A new report by the U.S. Department of Energy makes for some interesting reading—well, if you’re an energy policy wonk with no life.

The report examines whether the U.S. electricity grid, as it’s evolving, is likely to remain as reliable as it has been in the brave new world of coal and nuclear retirements, wind and solar deployment, and low natural gas prices. The big take-away from the report seems to be that deploying wind and solar power undermines the economics of baseload generation, and if too much of that baseload is retired prematurely, the ability of the grid to provide peak power may be at risk.

It’s a lengthy document that I’ll be a while in digesting, but it carries an interesting table that I’d missed from another 2015 U.S. Energy Information Administration report on energy subsidies.

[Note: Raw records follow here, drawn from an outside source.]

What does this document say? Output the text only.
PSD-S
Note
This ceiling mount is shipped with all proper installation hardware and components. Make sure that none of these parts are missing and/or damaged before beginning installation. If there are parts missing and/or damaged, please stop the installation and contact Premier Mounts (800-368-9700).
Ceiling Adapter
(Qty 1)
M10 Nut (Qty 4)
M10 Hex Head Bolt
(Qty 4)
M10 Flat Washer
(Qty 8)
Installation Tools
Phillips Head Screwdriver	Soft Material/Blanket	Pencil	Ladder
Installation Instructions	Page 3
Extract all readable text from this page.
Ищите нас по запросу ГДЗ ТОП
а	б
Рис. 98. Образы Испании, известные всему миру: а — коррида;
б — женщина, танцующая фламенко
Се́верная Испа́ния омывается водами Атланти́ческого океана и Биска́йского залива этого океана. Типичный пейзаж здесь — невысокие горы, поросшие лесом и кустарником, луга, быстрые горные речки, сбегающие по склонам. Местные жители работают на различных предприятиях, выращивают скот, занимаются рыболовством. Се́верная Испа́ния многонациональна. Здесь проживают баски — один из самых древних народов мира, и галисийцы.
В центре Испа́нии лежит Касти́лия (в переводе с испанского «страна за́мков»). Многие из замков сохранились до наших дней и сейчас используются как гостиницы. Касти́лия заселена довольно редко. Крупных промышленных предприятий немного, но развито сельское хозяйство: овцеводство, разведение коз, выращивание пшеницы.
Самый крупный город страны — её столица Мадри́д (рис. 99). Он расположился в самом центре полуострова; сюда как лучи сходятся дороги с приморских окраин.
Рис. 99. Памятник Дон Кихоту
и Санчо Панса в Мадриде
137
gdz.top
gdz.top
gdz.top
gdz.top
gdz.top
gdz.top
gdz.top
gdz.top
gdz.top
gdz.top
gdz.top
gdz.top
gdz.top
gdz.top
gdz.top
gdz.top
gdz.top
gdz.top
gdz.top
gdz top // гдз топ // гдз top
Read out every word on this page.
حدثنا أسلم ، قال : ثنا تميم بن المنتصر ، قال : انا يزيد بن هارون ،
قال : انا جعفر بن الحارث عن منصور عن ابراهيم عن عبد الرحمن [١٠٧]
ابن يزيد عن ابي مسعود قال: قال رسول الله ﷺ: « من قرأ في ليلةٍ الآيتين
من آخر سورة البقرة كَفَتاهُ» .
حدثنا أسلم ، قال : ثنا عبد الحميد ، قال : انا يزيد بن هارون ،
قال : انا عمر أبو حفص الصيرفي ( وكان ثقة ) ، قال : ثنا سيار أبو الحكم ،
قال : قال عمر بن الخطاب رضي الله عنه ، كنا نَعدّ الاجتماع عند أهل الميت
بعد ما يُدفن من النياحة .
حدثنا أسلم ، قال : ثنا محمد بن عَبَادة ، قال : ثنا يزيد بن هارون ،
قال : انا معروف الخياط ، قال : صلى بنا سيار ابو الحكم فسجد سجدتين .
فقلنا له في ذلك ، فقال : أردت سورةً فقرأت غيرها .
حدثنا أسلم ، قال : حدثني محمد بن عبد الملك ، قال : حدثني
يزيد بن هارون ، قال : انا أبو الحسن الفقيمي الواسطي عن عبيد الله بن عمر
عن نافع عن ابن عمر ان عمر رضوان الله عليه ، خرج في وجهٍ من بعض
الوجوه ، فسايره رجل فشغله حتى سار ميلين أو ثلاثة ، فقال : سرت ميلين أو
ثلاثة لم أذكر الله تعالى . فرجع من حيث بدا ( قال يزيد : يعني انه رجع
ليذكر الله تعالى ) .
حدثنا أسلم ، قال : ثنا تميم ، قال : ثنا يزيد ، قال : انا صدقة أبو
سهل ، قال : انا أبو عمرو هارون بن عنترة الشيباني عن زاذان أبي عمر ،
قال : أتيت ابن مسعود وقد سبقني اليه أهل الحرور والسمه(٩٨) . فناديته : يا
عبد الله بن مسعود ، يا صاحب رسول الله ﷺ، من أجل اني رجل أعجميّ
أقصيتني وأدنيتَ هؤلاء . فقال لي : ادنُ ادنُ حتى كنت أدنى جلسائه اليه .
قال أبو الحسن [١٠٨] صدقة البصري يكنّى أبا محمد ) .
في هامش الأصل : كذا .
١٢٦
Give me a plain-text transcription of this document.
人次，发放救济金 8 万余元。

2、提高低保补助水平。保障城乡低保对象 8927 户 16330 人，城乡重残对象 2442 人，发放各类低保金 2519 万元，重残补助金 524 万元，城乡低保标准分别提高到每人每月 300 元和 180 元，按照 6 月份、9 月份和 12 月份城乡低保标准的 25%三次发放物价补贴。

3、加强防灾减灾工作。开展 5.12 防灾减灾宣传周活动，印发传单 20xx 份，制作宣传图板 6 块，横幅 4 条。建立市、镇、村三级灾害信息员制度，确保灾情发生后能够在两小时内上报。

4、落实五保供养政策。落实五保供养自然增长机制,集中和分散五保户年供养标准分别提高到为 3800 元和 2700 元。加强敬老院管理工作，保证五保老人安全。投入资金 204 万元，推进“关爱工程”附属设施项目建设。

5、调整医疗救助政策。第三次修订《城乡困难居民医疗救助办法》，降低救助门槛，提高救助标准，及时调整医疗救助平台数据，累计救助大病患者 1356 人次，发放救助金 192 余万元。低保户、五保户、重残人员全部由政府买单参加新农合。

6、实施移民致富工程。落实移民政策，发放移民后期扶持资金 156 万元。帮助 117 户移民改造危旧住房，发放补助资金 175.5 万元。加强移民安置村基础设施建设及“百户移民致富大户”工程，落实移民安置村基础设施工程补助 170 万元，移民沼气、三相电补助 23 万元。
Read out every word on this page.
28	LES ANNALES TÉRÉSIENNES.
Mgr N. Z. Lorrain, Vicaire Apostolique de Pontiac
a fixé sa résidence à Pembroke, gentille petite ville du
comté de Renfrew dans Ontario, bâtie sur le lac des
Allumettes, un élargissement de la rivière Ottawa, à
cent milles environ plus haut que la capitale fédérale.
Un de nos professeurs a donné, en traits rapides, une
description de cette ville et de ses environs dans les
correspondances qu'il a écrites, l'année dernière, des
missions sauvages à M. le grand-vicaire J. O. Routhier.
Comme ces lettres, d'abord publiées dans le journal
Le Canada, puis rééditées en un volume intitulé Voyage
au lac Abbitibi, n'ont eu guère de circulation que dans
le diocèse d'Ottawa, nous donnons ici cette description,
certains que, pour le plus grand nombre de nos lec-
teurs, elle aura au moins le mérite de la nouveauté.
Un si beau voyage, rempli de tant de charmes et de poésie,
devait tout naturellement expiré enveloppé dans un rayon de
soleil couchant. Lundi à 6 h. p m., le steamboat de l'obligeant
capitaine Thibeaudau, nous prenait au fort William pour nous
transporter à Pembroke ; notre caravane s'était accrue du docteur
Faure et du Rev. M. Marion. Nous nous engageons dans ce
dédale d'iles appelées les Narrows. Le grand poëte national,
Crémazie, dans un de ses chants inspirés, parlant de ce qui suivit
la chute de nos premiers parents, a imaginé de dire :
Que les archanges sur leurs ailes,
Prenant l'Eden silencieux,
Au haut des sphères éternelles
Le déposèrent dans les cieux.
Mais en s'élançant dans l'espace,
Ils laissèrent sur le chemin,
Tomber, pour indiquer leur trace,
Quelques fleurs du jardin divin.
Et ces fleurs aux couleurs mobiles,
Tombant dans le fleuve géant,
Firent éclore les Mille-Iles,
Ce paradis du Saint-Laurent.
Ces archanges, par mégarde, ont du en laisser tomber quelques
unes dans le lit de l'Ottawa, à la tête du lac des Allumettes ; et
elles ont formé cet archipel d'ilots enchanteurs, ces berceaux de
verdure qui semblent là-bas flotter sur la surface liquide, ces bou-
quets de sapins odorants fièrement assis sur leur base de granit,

We often read about advocates for wind and solar power complain that fossil fuels get massive subsidies compared to the plucky wind and solar power sectors.

The reality?

In the U.S., coal, natural gas and oil get about 10 per cent of the subsidies dished out by Uncle Sam, while the renewables get a whopping 72 per cent of subsidies.

It’s even worse on a subsidy-per-unit-of-production basis, as economist Stephen Moore points out in this article in the Washington Times last year. Moore’s chart (with data from the same report) needs no description.